Der "Champagner" der Energiewirtschaft: Wundermittel für den Wandel
Grüner Wasserstoff könnte ein Ausweg aus der Klimakrise sein. Deutschland sucht dafür Handelspartner, auch in Russland.
Wasserstoff (H2) gilt als neue Allzweckwaffe bei der Energiewende. Wo die Nutzung von Ökostrom aus Sonne und Wind an ihre Grenzen stößt, kann dieser in Wasserstoff umgewandelt werden, dessen Einsatz keine technischen Grenzen gesetzt sind. Flugzeuge zum Beispiel werden wohl nie mit schweren Elektrobatterien abheben können, wohl aber mit Wasserstoff. Der Bedarf ist riesig, vor allem in der Grundstoffindustrie, das Erzeugungspotenzial hierzulande aber begrenzt. Denn für die Produktion ist aufgrund der hohen Umwandlungsverluste ein extrem starker Zuwachs erneuerbarer Energien notwendig, für die mancherorts mittlerweile die Flächen knapp werden.

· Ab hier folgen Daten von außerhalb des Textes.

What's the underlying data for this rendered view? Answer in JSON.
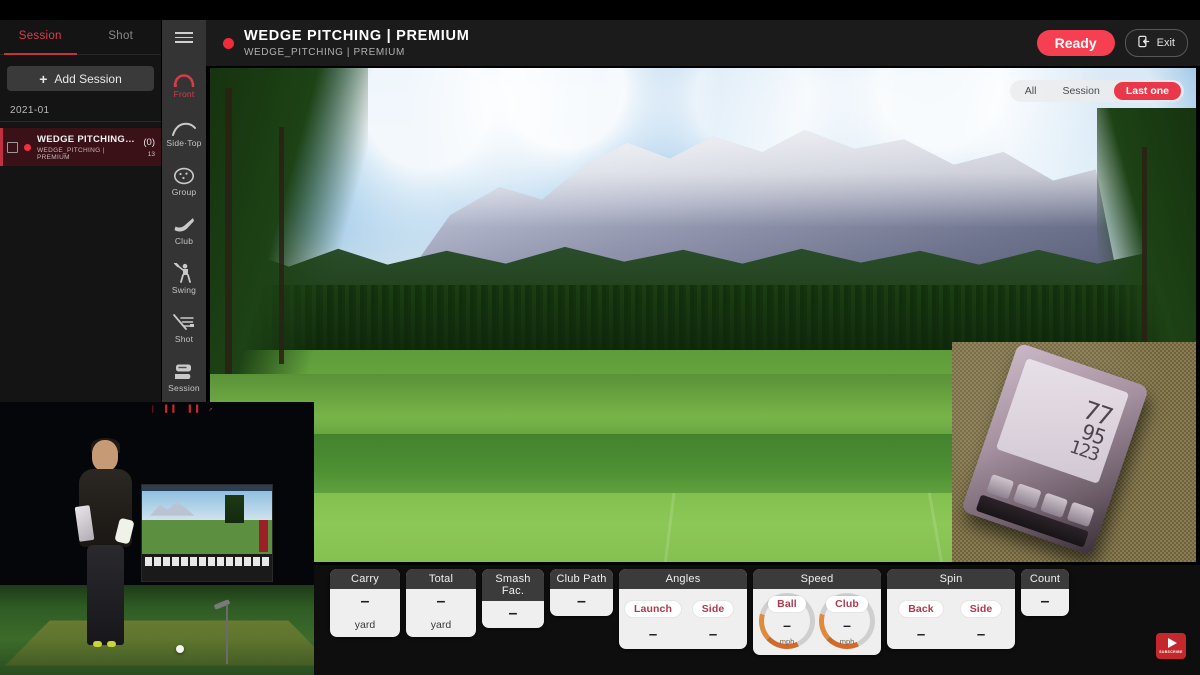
{
  "sidebar": {
    "tabs": [
      {
        "label": "Session",
        "active": true
      },
      {
        "label": "Shot",
        "active": false
      }
    ],
    "add_button": {
      "plus": "+",
      "label": "Add Session"
    },
    "date_group": "2021-01",
    "sessions": [
      {
        "title": "WEDGE PITCHING |...",
        "subtitle": "WEDGE_PITCHING | PREMIUM",
        "count": "(0)",
        "number": "13"
      }
    ]
  },
  "rail": {
    "menu_icon": "hamburger-icon",
    "items": [
      {
        "label": "Front",
        "icon": "front-arc-icon",
        "active": true
      },
      {
        "label": "Side·Top",
        "icon": "side-top-curve-icon",
        "active": false
      },
      {
        "label": "Group",
        "icon": "group-ball-icon",
        "active": false
      },
      {
        "label": "Club",
        "icon": "club-head-icon",
        "active": false
      },
      {
        "label": "Swing",
        "icon": "swing-golfer-icon",
        "active": false
      },
      {
        "label": "Shot",
        "icon": "shot-lines-icon",
        "active": false
      },
      {
        "label": "Session",
        "icon": "session-stack-icon",
        "active": false
      }
    ]
  },
  "header": {
    "status_dot": "recording-dot",
    "title": "WEDGE PITCHING | PREMIUM",
    "subtitle": "WEDGE_PITCHING | PREMIUM",
    "ready_label": "Ready",
    "exit_label": "Exit",
    "exit_icon": "exit-door-icon",
    "accent_color": "#f63f51"
  },
  "simulator": {
    "view_filters": [
      {
        "label": "All",
        "active": false
      },
      {
        "label": "Session",
        "active": false
      },
      {
        "label": "Last one",
        "active": true
      }
    ],
    "launch_monitor": {
      "readout_lines": [
        "77",
        "95",
        "123"
      ]
    }
  },
  "stats": {
    "cards": [
      {
        "title": "Carry",
        "kind": "single",
        "value": "–",
        "unit": "yard",
        "width": "w1"
      },
      {
        "title": "Total",
        "kind": "single",
        "value": "–",
        "unit": "yard",
        "width": "w1"
      },
      {
        "title": "Smash Fac.",
        "kind": "single",
        "value": "–",
        "unit": "",
        "width": "w2"
      },
      {
        "title": "Club Path",
        "kind": "single",
        "value": "–",
        "unit": "",
        "width": "w3"
      },
      {
        "title": "Angles",
        "kind": "dual",
        "width": "dual",
        "metrics": [
          {
            "label": "Launch",
            "value": "–"
          },
          {
            "label": "Side",
            "value": "–"
          }
        ]
      },
      {
        "title": "Speed",
        "kind": "gauges",
        "width": "dual",
        "metrics": [
          {
            "label": "Ball",
            "value": "–",
            "unit": "mph"
          },
          {
            "label": "Club",
            "value": "–",
            "unit": "mph"
          }
        ]
      },
      {
        "title": "Spin",
        "kind": "dual",
        "width": "dual",
        "metrics": [
          {
            "label": "Back",
            "value": "–"
          },
          {
            "label": "Side",
            "value": "–"
          }
        ]
      },
      {
        "title": "Count",
        "kind": "single",
        "value": "–",
        "unit": "",
        "width": "count"
      }
    ]
  },
  "webcam": {
    "overlay_text": "| ▌▌ ▐▐ ↗",
    "subscribe": {
      "icon": "youtube-play-icon",
      "label": "SUBSCRIBE"
    }
  }
}
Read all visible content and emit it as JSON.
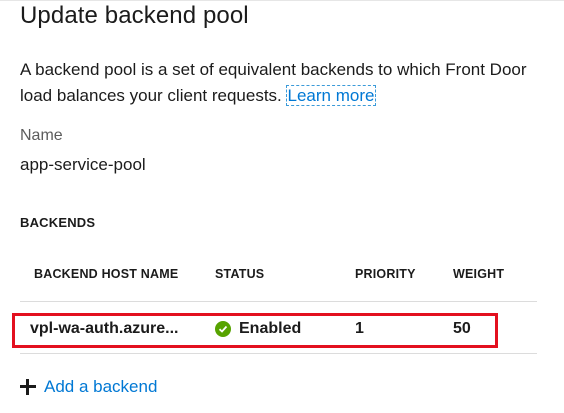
{
  "panel": {
    "title": "Update backend pool",
    "description": "A backend pool is a set of equivalent backends to which Front Door load balances your client requests.",
    "learn_more": "Learn more"
  },
  "name": {
    "label": "Name",
    "value": "app-service-pool"
  },
  "backends": {
    "section_title": "BACKENDS",
    "columns": [
      "BACKEND HOST NAME",
      "STATUS",
      "PRIORITY",
      "WEIGHT"
    ],
    "rows": [
      {
        "host": "vpl-wa-auth.azure...",
        "status": "Enabled",
        "priority": "1",
        "weight": "50"
      }
    ],
    "add_label": "Add a backend"
  },
  "colors": {
    "accent": "#0078d4",
    "enabled": "#57a300",
    "highlight": "#e3101f"
  },
  "icons": {
    "status": "check-circle-icon",
    "add": "plus-icon"
  }
}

Deswegen hat sich die Bundesregierung mit ihrer nationalen Wasserstoffstrategie im Juni nur relativ bescheidene Ziele für den Aufbau einer heimischen Wasserstofferzeugung bis 2030 gesetzt. Der Großteil des alternativen Energieträgers wird laut Strategie importiert werden müssen. Zum Teil aus den Ländern, von denen wir Deutschen heute schon unser Öl und Gas beziehen.
In den vergangenen Wochen wurden Vertreter der Bundesregierung nicht müde, internationale Partnerschaften beim Thema Wasserstoff anzuleiern, insbesondere mit den Nordsee-Anrainerstaaten und Südeuropa, aber auch mit Marokko und Australien sowie der Ukraine und sogar Russland. Für diese Kooperationen stehen bis 2023 zwei Milliarden Euro aus dem Konjunkturpaket zur Überwindung der Coronakrise im Nachtragshaushalt bereit. Das Bundesumweltministerium baut derzeit ein Sekretariat unter Führung der Entwicklungshilfegesellschaft GIZ auf, das alle internationalen Aktivitäten koordinieren soll.

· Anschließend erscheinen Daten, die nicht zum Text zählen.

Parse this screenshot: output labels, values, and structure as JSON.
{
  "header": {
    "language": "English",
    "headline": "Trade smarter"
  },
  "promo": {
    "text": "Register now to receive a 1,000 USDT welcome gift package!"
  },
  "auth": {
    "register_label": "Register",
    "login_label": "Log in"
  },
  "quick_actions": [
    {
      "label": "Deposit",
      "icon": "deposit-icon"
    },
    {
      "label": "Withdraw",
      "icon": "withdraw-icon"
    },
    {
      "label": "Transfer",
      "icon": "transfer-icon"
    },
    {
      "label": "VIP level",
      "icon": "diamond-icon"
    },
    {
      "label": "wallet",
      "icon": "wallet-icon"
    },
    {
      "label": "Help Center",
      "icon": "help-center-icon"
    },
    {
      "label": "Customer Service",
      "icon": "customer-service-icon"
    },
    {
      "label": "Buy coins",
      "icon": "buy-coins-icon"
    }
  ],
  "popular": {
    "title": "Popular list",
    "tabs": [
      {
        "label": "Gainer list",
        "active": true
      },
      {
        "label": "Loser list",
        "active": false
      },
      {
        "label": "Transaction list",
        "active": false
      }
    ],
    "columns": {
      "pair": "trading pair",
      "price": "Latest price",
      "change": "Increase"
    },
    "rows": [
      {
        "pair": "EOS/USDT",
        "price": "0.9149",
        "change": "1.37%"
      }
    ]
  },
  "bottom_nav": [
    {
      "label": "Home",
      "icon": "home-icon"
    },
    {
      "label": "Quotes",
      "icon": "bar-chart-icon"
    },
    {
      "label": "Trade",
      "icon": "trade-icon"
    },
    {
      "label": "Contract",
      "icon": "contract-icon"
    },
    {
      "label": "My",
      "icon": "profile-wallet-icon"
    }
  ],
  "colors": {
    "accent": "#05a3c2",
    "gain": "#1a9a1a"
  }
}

Bilaterale Regierungsgespräche über eine Wasserstoffallianz laufen zunächst mit unmittelbaren Nachbarn wie Frankreich. Zeitgleich mit dem Beschluss der Wasserstoffstrategie hat die Bundesregierung auch eine Absichtserklärung für eine deutsch-marokkanische Wasserstoff-Initiative und den Bau der ersten industriellen Anlage in Afrika unterzeichnet. Am 10. September vereinbarten Deutschland und Australien eine zweijährige Machbarkeitsstudie zu einer deutsch-australischen Lieferkette für Wasserstoff auf Basis erneuerbarer Energien. Der Bund lässt sich die Studie 1,5 Millionen Euro kosten.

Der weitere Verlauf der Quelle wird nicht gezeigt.